At What Stage Do Roaches Lay Eggs?

An adult roach can lay multiple broods of eggs over its life cycle. Each tiny egg sac (known as ootheca) can contain up to 50 eggs, and a roach can lay over 10 egg sacs in its life!

You can see how all those eggs could add up to a whole lot of roaches! This is how infestations spring up so suddenly.

You can see how all those eggs could add up to a whole lot of roaches!

Aside from the normal process of laying eggs, cockroaches also release them as a defense mechanism when in danger. Cockroaches can sense it when they’re in danger.

To save their eggs, they release them at this point. After this, they may die.

Does the Way a Cockroach is Killed Matter?

The way the cockroach is killed matters. Let’s dissect each common method of killing them to check if the eggs survive or not.

1. Squashing

If you walked over to the cockroach with a shoe or a stick in your hand and smashed it with a satisfying crunch, there is no way the eggs will survive. The element of surprise does not give the cockroach enough time to release its eggs.
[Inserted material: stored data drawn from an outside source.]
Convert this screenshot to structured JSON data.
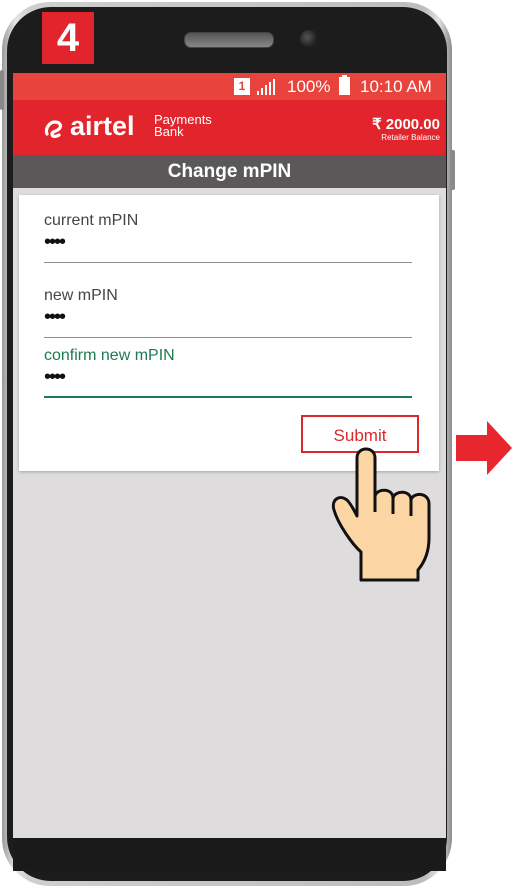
{
  "step": {
    "number": "4"
  },
  "statusbar": {
    "sim_slot": "1",
    "battery": "100%",
    "time": "10:10 AM"
  },
  "header": {
    "brand": "airtel",
    "brand_sub_line1": "Payments",
    "brand_sub_line2": "Bank",
    "balance_amount": "₹ 2000.00",
    "balance_label": "Retailer Balance"
  },
  "page": {
    "title": "Change mPIN"
  },
  "form": {
    "fields": [
      {
        "label": "current mPIN",
        "value": "••••"
      },
      {
        "label": "new mPIN",
        "value": "••••"
      },
      {
        "label": "confirm new mPIN",
        "value": "••••"
      }
    ],
    "submit_label": "Submit"
  },
  "colors": {
    "brand_red": "#e2242c",
    "statusbar": "#e8433c",
    "titlebar": "#5a5858",
    "focus_green": "#1e7a52",
    "screen_bg": "#dedcdc"
  },
  "icons": [
    "sim-icon",
    "signal-icon",
    "battery-icon",
    "airtel-logo-icon",
    "next-arrow-icon",
    "pointing-hand-icon"
  ]
}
For a cockroach egg to survive, it needs to remain in the ideal environment for maturing to develop into a baby cockroach. The moist interior of the egg case is key to the growth process and must remain stable. If an egg case gets smashed in your efforts to kill a cockroach, the eggs within that deep brown belly are not likely to survive or hatch.

2. Glue traps

If you want to give the cockroach a high chance of releasing its eggs before death, a glue trap is a way to go. This leaves the highest possibility of the roach laying its eggs when it’s under the glue trap. Moreover, the glue trap makes for the perfect environment, which aids the eggs in sustaining the moisture within to help develop the roach nymphs.

Once the cockroach eggs hatch and produce cockroach nymphs, they leave behind the egg cases. However, these tiny, hatched cockroaches will also likely get stuck in the glue trap and eventually perish.

3. Roach Bait

If using bait is your choice of killing those pesky insects, the likelihood of the eggs surviving is low. The bait consists of poison, which is also likely to contaminate the roach eggs and keep them from turning into baby roaches.

4. Insecticides

Insecticides can kill a cockroach once it comes in contact with them. These sprays efficiently kill the adult cockroach and the eggs that reside within it. The core ingredient seeps through the egg case shell and causes the eggs inside to die.

If you choose an insecticide spray, the eggs inside roaches are not likely to hatch into roach nymphs.

5. Off With Their Heads!

Unlike humans, cockroaches can survive for quite some time without their heads. Since they breathe from various special glands within their body, they are perfectly capable of going about their day without a head on their shoulders (though they can’t see).

Roaches can lay eggs even without a head. If the egg has matured within a headless cockroach, it will release it, resulting in tiny roach nymphs hatching from them.

Roaches can lay eggs even without a head.

6. Starvation

If a roachcan’t access any form of food or water, it may slowly move towards its demise. However, a roach egg can still hatch in this circumstance. Similar to a glue trap, this form of death gives the cockroach enough time to be prepared and release its eggs.

But if there’s no food for the nymphs either… well…


Cockroaches are able to lay multiple broods of eggs, and do not necessarily perish after spawning.

That said, roaches will attempt to lay eggs if they feel they are threated with death and if it is feasible for them to do so. They can lay eggs even without a head, but they’re unlikely to lay eggs if they’re squashed, crushed, or poisoned.

The ability to quickly and determinedly lay eggs is a roach superpower, and is what allows colonies to grow so quickly.